Perfectly balanced Indian food: an overview

Indian Food

India’s cuisine is as rich and diverse as her culture. But despite this diversity, there is one underlying unity -- and that is the fact that all Indian food is perfectly balanced.

Now for a closer look at the historic and regional influences that have marked “India” a gourmet’s delight, in the map of the world.

Pre Independence

Pre-Independence, India consisted of large areas of land directly ruled by the British, as well as about 600 semi-independent kingdoms ruled over by Hindu Maharajas and Muslim Nawabs, under British supervision.


With Independence, the princely independent kingdoms were coaxed into merging with India. Each area with a distinct language and culture was given its own state. These separate cultures have their unique traditions that go back thousands of years. This is true of the foods and eating customs which differ from state to state.

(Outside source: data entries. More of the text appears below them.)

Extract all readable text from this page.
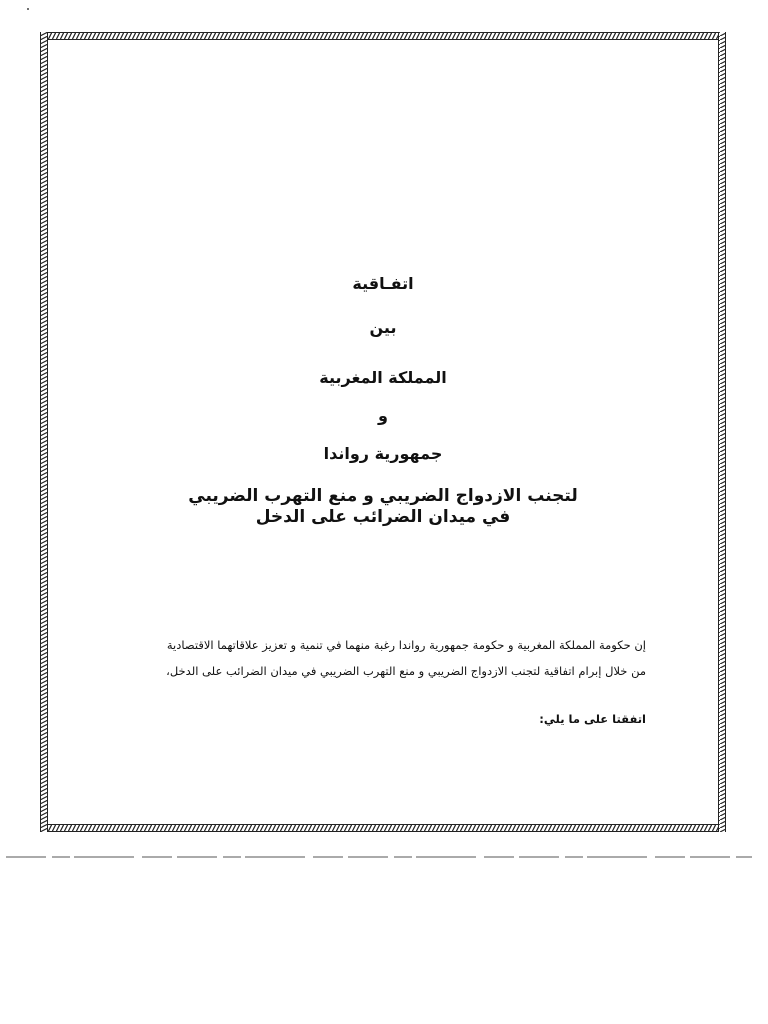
اتفـاقية
بين
المملكة المغربية
و
جمهورية رواندا
لتجنب الازدواج الضريبي و منع التهرب الضريبي
في ميدان الضرائب على الدخل
إن حكومة المملكة المغربية و حكومة جمهورية رواندا رغبة منهما في تنمية و تعزيز علاقاتهما الاقتصادية
من خلال إبرام اتفاقية لتجنب الازدواج الضريبي و منع التهرب الضريبي في ميدان الضرائب على الدخل،
اتفقتا على ما يلي:
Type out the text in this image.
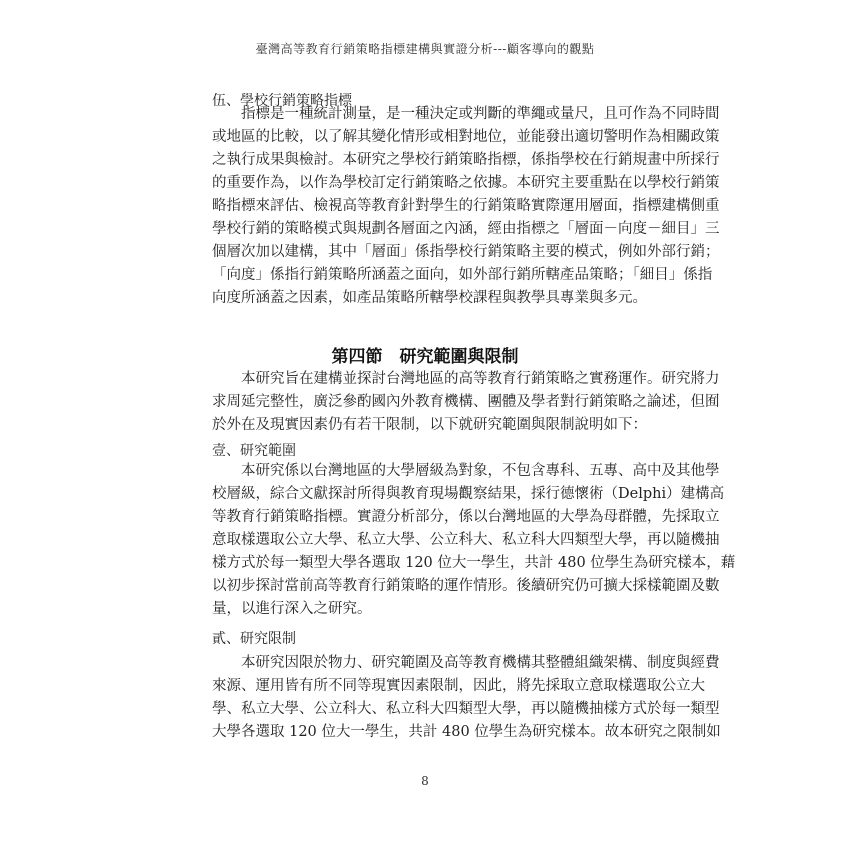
臺灣高等教育行銷策略指標建構與實證分析---顧客導向的觀點
伍、學校行銷策略指標
指標是一種統計測量，是一種決定或判斷的準繩或量尺，且可作為不同時間
或地區的比較，以了解其變化情形或相對地位，並能發出適切警明作為相關政策
之執行成果與檢討。本研究之學校行銷策略指標，係指學校在行銷規畫中所採行
的重要作為，以作為學校訂定行銷策略之依據。本研究主要重點在以學校行銷策
略指標來評估、檢視高等教育針對學生的行銷策略實際運用層面，指標建構側重
學校行銷的策略模式與規劃各層面之內涵，經由指標之「層面－向度－細目」三
個層次加以建構，其中「層面」係指學校行銷策略主要的模式，例如外部行銷；
「向度」係指行銷策略所涵蓋之面向，如外部行銷所轄產品策略；「細目」係指
向度所涵蓋之因素，如產品策略所轄學校課程與教學具專業與多元。
第四節　研究範圍與限制
本研究旨在建構並探討台灣地區的高等教育行銷策略之實務運作。研究將力
求周延完整性，廣泛參酌國內外教育機構、團體及學者對行銷策略之論述，但囿
於外在及現實因素仍有若干限制，以下就研究範圍與限制說明如下：
壹、研究範圍
本研究係以台灣地區的大學層級為對象，不包含專科、五專、高中及其他學
校層級，綜合文獻探討所得與教育現場觀察結果，採行德懷術（Delphi）建構高
等教育行銷策略指標。實證分析部分，係以台灣地區的大學為母群體，先採取立
意取樣選取公立大學、私立大學、公立科大、私立科大四類型大學，再以隨機抽
樣方式於每一類型大學各選取 120 位大一學生，共計 480 位學生為研究樣本，藉
以初步探討當前高等教育行銷策略的運作情形。後續研究仍可擴大採樣範圍及數
量，以進行深入之研究。
貳、研究限制
本研究因限於物力、研究範圍及高等教育機構其整體組織架構、制度與經費
來源、運用皆有所不同等現實因素限制，因此，將先採取立意取樣選取公立大
學、私立大學、公立科大、私立科大四類型大學，再以隨機抽樣方式於每一類型
大學各選取 120 位大一學生，共計 480 位學生為研究樣本。故本研究之限制如
8
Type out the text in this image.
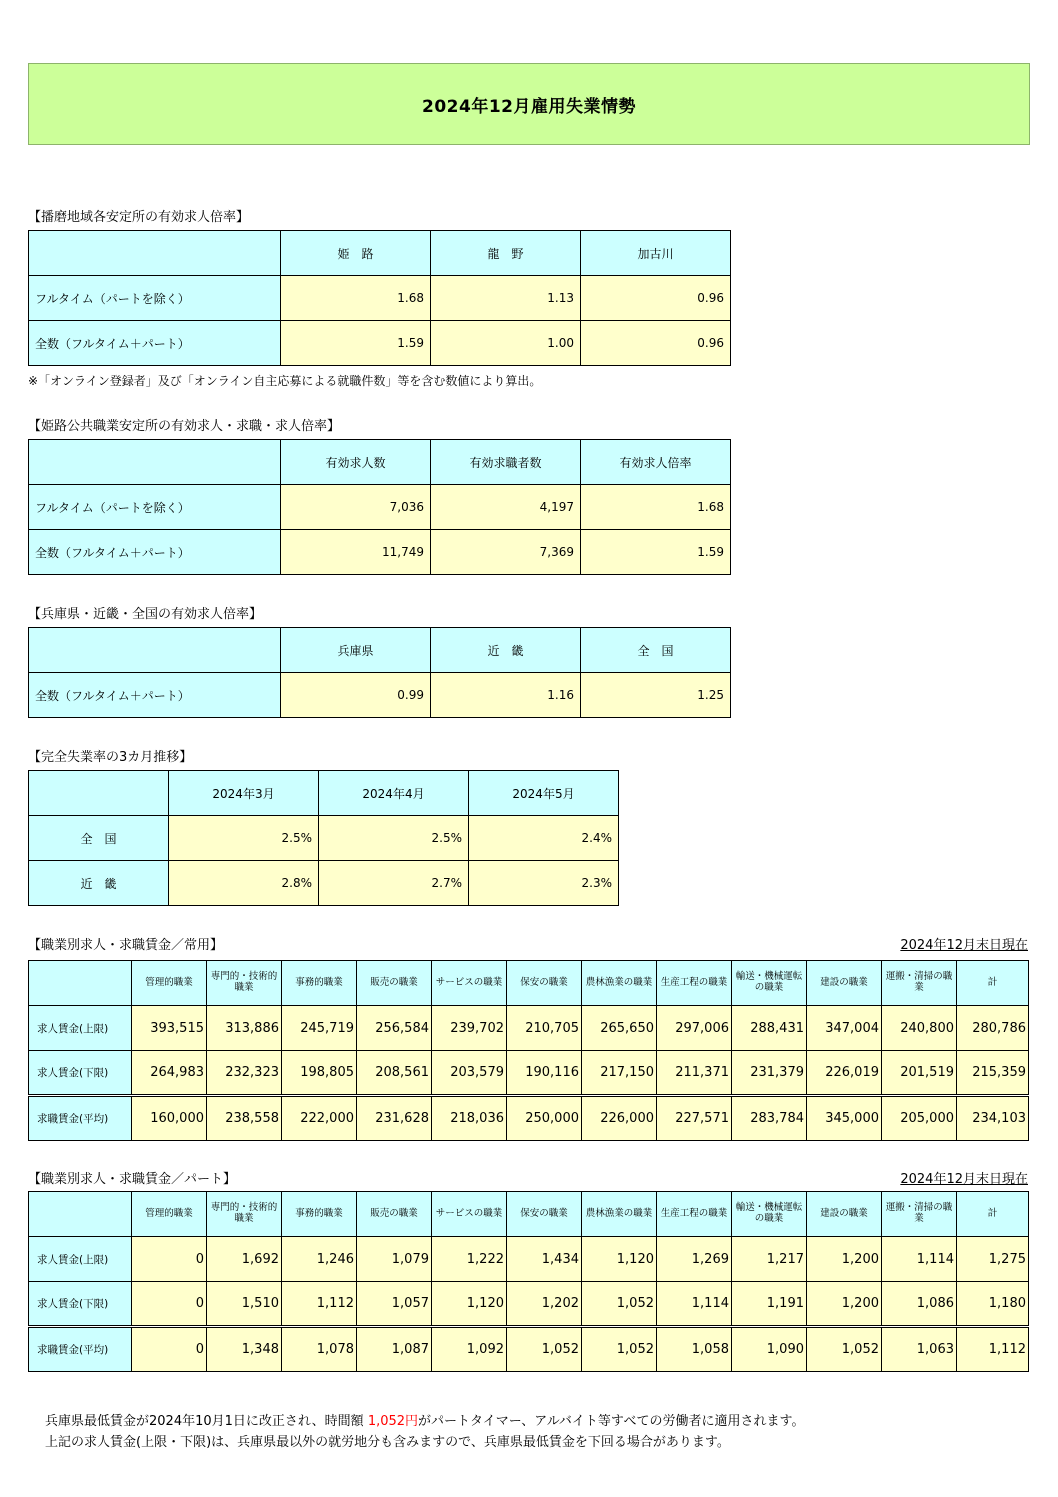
2024年12月雇用失業情勢
【播磨地域各安定所の有効求人倍率】
	姫　路	龍　野	加古川
フルタイム（パートを除く）	1.68	1.13	0.96
全数（フルタイム＋パート）	1.59	1.00	0.96
※「オンライン登録者」及び「オンライン自主応募による就職件数」等を含む数値により算出。
【姫路公共職業安定所の有効求人・求職・求人倍率】
	有効求人数	有効求職者数	有効求人倍率
フルタイム（パートを除く）	7,036	4,197	1.68
全数（フルタイム＋パート）	11,749	7,369	1.59
【兵庫県・近畿・全国の有効求人倍率】
	兵庫県	近　畿	全　国
全数（フルタイム＋パート）	0.99	1.16	1.25
【完全失業率の3カ月推移】
	2024年3月	2024年4月	2024年5月
全　国	2.5%	2.5%	2.4%
近　畿	2.8%	2.7%	2.3%
【職業別求人・求職賃金／常用】	2024年12月末日現在
	管理的職業	専門的・技術的職業	事務的職業	販売の職業	サービスの職業	保安の職業	農林漁業の職業	生産工程の職業	輸送・機械運転の職業	建設の職業	運搬・清掃の職業	計
求人賃金(上限)	393,515	313,886	245,719	256,584	239,702	210,705	265,650	297,006	288,431	347,004	240,800	280,786
求人賃金(下限)	264,983	232,323	198,805	208,561	203,579	190,116	217,150	211,371	231,379	226,019	201,519	215,359
求職賃金(平均)	160,000	238,558	222,000	231,628	218,036	250,000	226,000	227,571	283,784	345,000	205,000	234,103
【職業別求人・求職賃金／パート】	2024年12月末日現在
	管理的職業	専門的・技術的職業	事務的職業	販売の職業	サービスの職業	保安の職業	農林漁業の職業	生産工程の職業	輸送・機械運転の職業	建設の職業	運搬・清掃の職業	計
求人賃金(上限)	0	1,692	1,246	1,079	1,222	1,434	1,120	1,269	1,217	1,200	1,114	1,275
求人賃金(下限)	0	1,510	1,112	1,057	1,120	1,202	1,052	1,114	1,191	1,200	1,086	1,180
求職賃金(平均)	0	1,348	1,078	1,087	1,092	1,052	1,052	1,058	1,090	1,052	1,063	1,112
兵庫県最低賃金が2024年10月1日に改正され、時間額 1,052円がパートタイマー、アルバイト等すべての労働者に適用されます。
上記の求人賃金(上限・下限)は、兵庫県最以外の就労地分も含みますので、兵庫県最低賃金を下回る場合があります。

The flavors and tastes of India

Given India’s cultural, religious, ethnic, geographic and climatic diversity, it is impossible to describe Indian food under a single catch-all title. The British, in an overly simplified attempt, call all Indian food curry. But Indian food defies definition. The gracious art of hospitality coupled with the many tastes and flavors of India, definitely need to be experienced and savored.

Climatic variations

Appetite and digestive functions are directly related to climatic conditions.
The body bases its needs on environmental variations.

In the cooler parts of India, the body requires more heat, so heavier foods are required to fulfill this need. This is seen in regions such as Punjab and Uttar Pradesh, where the emphasis is on using substantial foods like ghee, paneer, rajma and wheat.

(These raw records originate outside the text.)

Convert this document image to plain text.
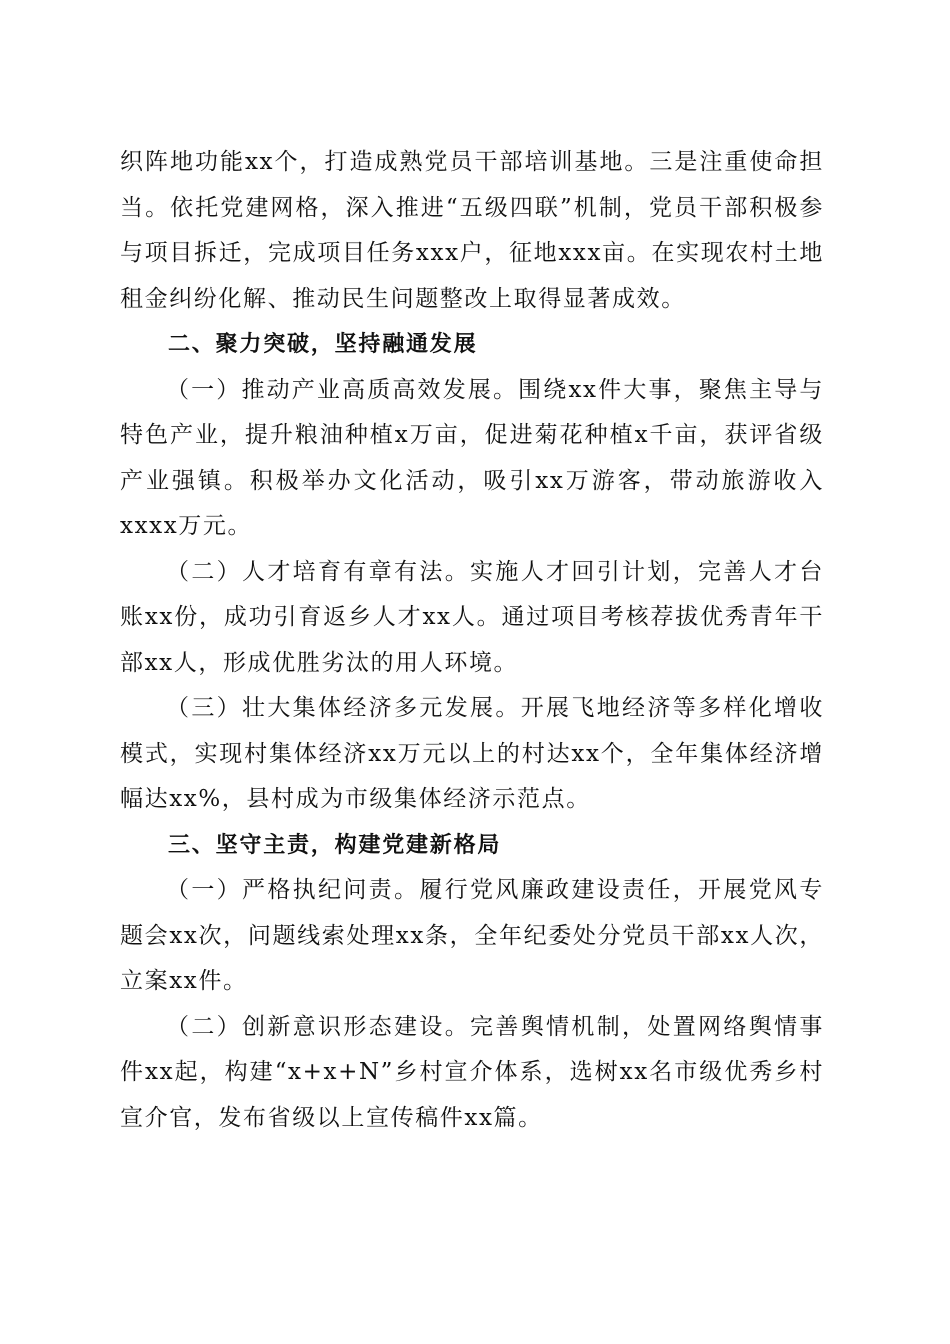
织阵地功能xx个，打造成熟党员干部培训基地。三是注重使命担当。依托党建网格，深入推进“五级四联”机制，党员干部积极参与项目拆迁，完成项目任务xxx户，征地xxx亩。在实现农村土地租金纠纷化解、推动民生问题整改上取得显著成效。

二、聚力突破，坚持融通发展

（一）推动产业高质高效发展。围绕xx件大事，聚焦主导与特色产业，提升粮油种植x万亩，促进菊花种植x千亩，获评省级产业强镇。积极举办文化活动，吸引xx万游客，带动旅游收入xxxx万元。

（二）人才培育有章有法。实施人才回引计划，完善人才台账xx份，成功引育返乡人才xx人。通过项目考核荐拔优秀青年干部xx人，形成优胜劣汰的用人环境。

（三）壮大集体经济多元发展。开展飞地经济等多样化增收模式，实现村集体经济xx万元以上的村达xx个，全年集体经济增幅达xx%，县村成为市级集体经济示范点。

三、坚守主责，构建党建新格局

（一）严格执纪问责。履行党风廉政建设责任，开展党风专题会xx次，问题线索处理xx条，全年纪委处分党员干部xx人次，立案xx件。

（二）创新意识形态建设。完善舆情机制，处置网络舆情事件xx起，构建“x+x+N”乡村宣介体系，选树xx名市级优秀乡村宣介官，发布省级以上宣传稿件xx篇。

On the other hand, warmer and tropical climates of southern regions, such as Kerala, require lighter and easily digestible foods. This is why foods such as idlis, dosas, steamed rice and fish are popular. Most foods here are steamed and lightly cooked.

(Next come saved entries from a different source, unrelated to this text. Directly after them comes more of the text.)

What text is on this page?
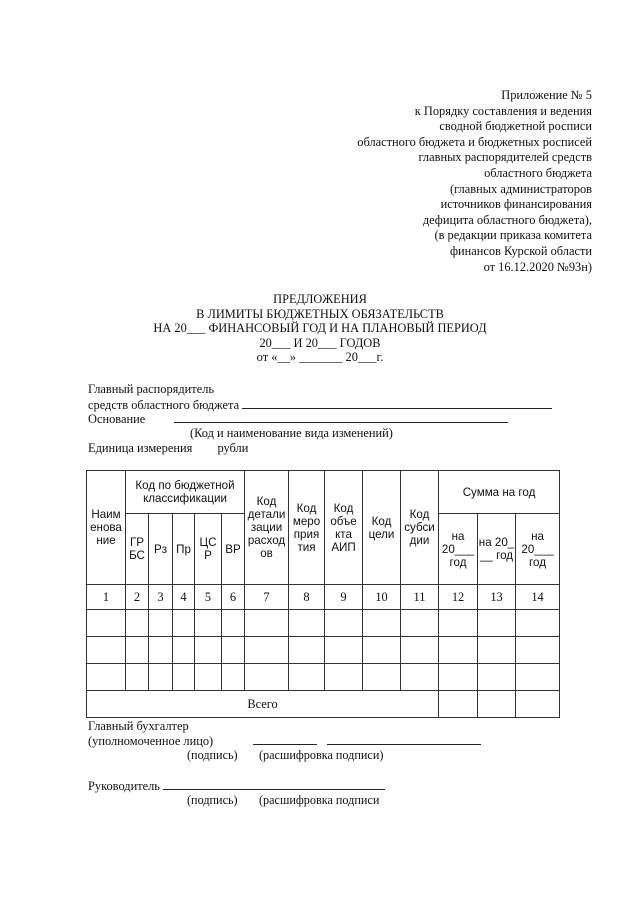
Приложение № 5
к Порядку составления и ведения
сводной бюджетной росписи
областного бюджета и бюджетных росписей
главных распорядителей средств
областного бюджета
(главных администраторов
источников финансирования
дефицита областного бюджета),
(в редакции приказа комитета
финансов Курской области
от 16.12.2020 №93н)
ПРЕДЛОЖЕНИЯ
В ЛИМИТЫ БЮДЖЕТНЫХ ОБЯЗАТЕЛЬСТВ
НА 20___ ФИНАНСОВЫЙ ГОД И НА ПЛАНОВЫЙ ПЕРИОД
20___ И 20___ ГОДОВ
от «__» _______ 20___г.
Главный распорядитель
средств областного бюджета
Основание
(Код и наименование вида изменений)
Единица измерения рубли
Наим енова ние	Код по бюджетной классификации					Код детали зации расход ов	Код меро прия тия	Код объе кта АИП	Код цели	Код субси дии	Сумма на год		
	ГР БС	Рз	Пр	ЦС Р	ВР						на 20___ год	на 20_ __ год	на 20___ год
1	2	3	4	5	6	7	8	9	10	11	12	13	14

Всего													
Главный бухгалтер
(уполномоченное лицо)
(подпись) (расшифровка подписи)
Руководитель
(подпись) (расшифровка подписи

The western and eastern parts of India rely on local produces such as bajra, jawar, fish and coconuts from the coastal regions, to supply them with their nutritional requirements.
Isn’t it simply amazing to observe nature working in tandem with climatic conditions, producing foods based on the body’s requirements and providing just the right solutions to our nutritional needs!


There are about 25 commonly used spices in Indian cooking. The essence of Indian cooking revolves around the use of spices. Spices act as both appetizers and digestives. These may be ground, roasted or made into a paste. The skill lies in the subtle blending of a variety of spices to enhance and add wonderful aromas and exotic flavors to the food.


All Indian food is served with either rice or bread or both. In the north, it is whole wheat breads, such as chapatti, parathas, rotis that are commonly eaten, and in the south it is plain rice and rice-based cereals. Western and Eastern India draw a mix of both.


Tea is the symbol of Indian hospitality. One could easily call it the national beverage of India. Often spices such as pepper, cardamom, ginger, saffron, cinnamon and fresh mint leaves are added to enhance the flavor of tea. These spices have therapeutic benefits, for example, ginger and mint help digestion.